Understanding and appreciating timing


During this time of transition from summer to fall, when we are completing those things on our to-do lists after summer breaks and vacations, I want to address timing on a deeper level. 

Ecclesiastes 3:1-2a states, “Everything has an appointed season, and there is a time for every matter under the heavens.” At Chabad.Org, in Kohelet-Eccesliastes – Chapter 3, Rashi’s commentary about this passage talks about specifics, including a time to break and a time to build, a time to seek and a time to lose, a time to plant and a time to uproot that which is planted.

Timing is everything. You can do the right thing at the wrong time or the wrong thing at the right time – neither works well. But how do you know when it is the right time to say something, do something, call someone, go somewhere, accept an invitation? We use whatever information we have at the time to make our best decision, and then act accordingly. So why do we sometimes miss and wish we had done something else?

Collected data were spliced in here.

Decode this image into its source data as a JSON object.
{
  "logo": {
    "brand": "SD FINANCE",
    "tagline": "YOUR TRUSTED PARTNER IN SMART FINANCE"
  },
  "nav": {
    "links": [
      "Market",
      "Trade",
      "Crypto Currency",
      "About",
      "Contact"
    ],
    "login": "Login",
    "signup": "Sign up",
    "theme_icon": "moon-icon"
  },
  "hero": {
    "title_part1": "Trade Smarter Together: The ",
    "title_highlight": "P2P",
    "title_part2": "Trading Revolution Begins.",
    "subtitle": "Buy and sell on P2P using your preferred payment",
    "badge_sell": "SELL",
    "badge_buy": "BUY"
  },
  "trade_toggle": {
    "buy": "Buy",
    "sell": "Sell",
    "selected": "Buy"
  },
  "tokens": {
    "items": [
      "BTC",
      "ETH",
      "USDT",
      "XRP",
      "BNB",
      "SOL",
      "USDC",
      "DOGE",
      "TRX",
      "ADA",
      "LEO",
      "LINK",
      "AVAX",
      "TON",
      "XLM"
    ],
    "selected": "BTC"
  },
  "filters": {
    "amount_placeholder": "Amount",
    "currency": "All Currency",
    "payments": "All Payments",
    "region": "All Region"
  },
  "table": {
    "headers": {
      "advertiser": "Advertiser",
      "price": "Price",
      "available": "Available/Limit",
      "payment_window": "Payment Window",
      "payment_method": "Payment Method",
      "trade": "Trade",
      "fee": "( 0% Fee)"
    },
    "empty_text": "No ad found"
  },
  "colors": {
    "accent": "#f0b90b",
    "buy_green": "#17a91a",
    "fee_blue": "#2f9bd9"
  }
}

I think it’s a matter of listening to the non-verbal cues and what your own intuition tells you. When you are deciding what course of action to take, pay attention to how you feel at that time. Are you uneasy? Unsure? Is your stomach queasy? Or are you feeling strong and settled in your gut?

Pay attention to the cues and at the first sign of uncertainty, stop and analyze your options. What is bothering you about this decision? Maybe you need a little while, or even to sleep on it and see what you think the next day.

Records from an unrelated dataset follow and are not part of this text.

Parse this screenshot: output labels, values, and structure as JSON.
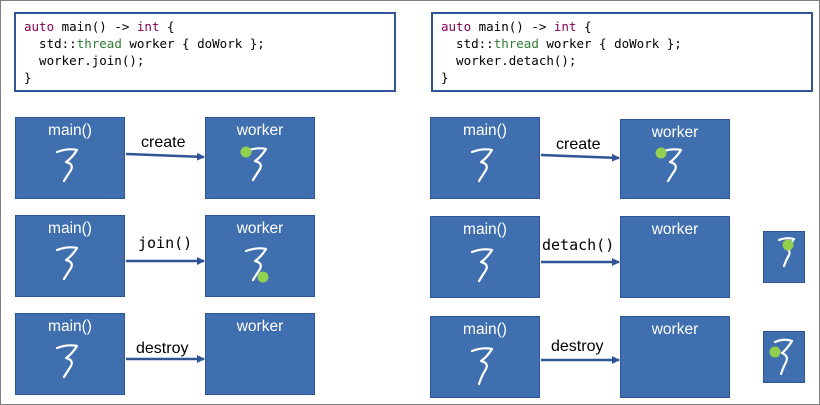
{
  "left": {
    "code": {
      "line1": {
        "kw1": "auto",
        "rest1": " main() -> ",
        "kw2": "int",
        "rest2": " {"
      },
      "line2": {
        "pre": "  std::",
        "ty": "thread",
        "post": " worker { doWork };"
      },
      "line3": "  worker.join();",
      "line4": "}"
    },
    "rows": [
      {
        "main": "main()",
        "worker": "worker",
        "action": "create"
      },
      {
        "main": "main()",
        "worker": "worker",
        "action": "join()"
      },
      {
        "main": "main()",
        "worker": "worker",
        "action": "destroy"
      }
    ]
  },
  "right": {
    "code": {
      "line1": {
        "kw1": "auto",
        "rest1": " main() -> ",
        "kw2": "int",
        "rest2": " {"
      },
      "line2": {
        "pre": "  std::",
        "ty": "thread",
        "post": " worker { doWork };"
      },
      "line3": "  worker.detach();",
      "line4": "}"
    },
    "rows": [
      {
        "main": "main()",
        "worker": "worker",
        "action": "create"
      },
      {
        "main": "main()",
        "worker": "worker",
        "action": "detach()"
      },
      {
        "main": "main()",
        "worker": "worker",
        "action": "destroy"
      }
    ]
  },
  "colors": {
    "box": "#3f6faf",
    "border": "#2f5597",
    "dot": "#92d050",
    "arrow": "#2f5597"
  },
  "icons": {
    "thread": "thread-squiggle-icon",
    "execution": "execution-dot-icon"
  }
}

When you take action and learn that your timing was off, this is a great opportunity to review what you did and determine what you could do differently next time. Our best decisions come from learning in the school of life. Learning from previous decisions can only help you in the future.

But what do you do if you have an opportunity right now, but you are unsure and there is little time to reflect? This is the time to take a deep breath, spend a moment by yourself and visualize the possible outcomes of your decision. This sounds easy, and like common sense, but at the moment when you have to act now or never, it’s not so simple. Taking those deep breaths and asking yourself some questions, or getting another opinion if there is time, can make all the difference in making timing work for you.

So, as you help your children or grandchildren get ready to return to school, and as you adjust to the transition from summer to fall and begin to prepare for the  High Holy Days, remember Ecclesiastes 3:1–2a: “There is a time for everything and a season for every activity under heaven.


PATRICIA RASKIN hosts “The Patricia Raskin Show” on Saturdays at 4 p.m. on WPRO, 630 AM/99.7 FM. Raskin is a board member of Providence’s Temple Emanu-El.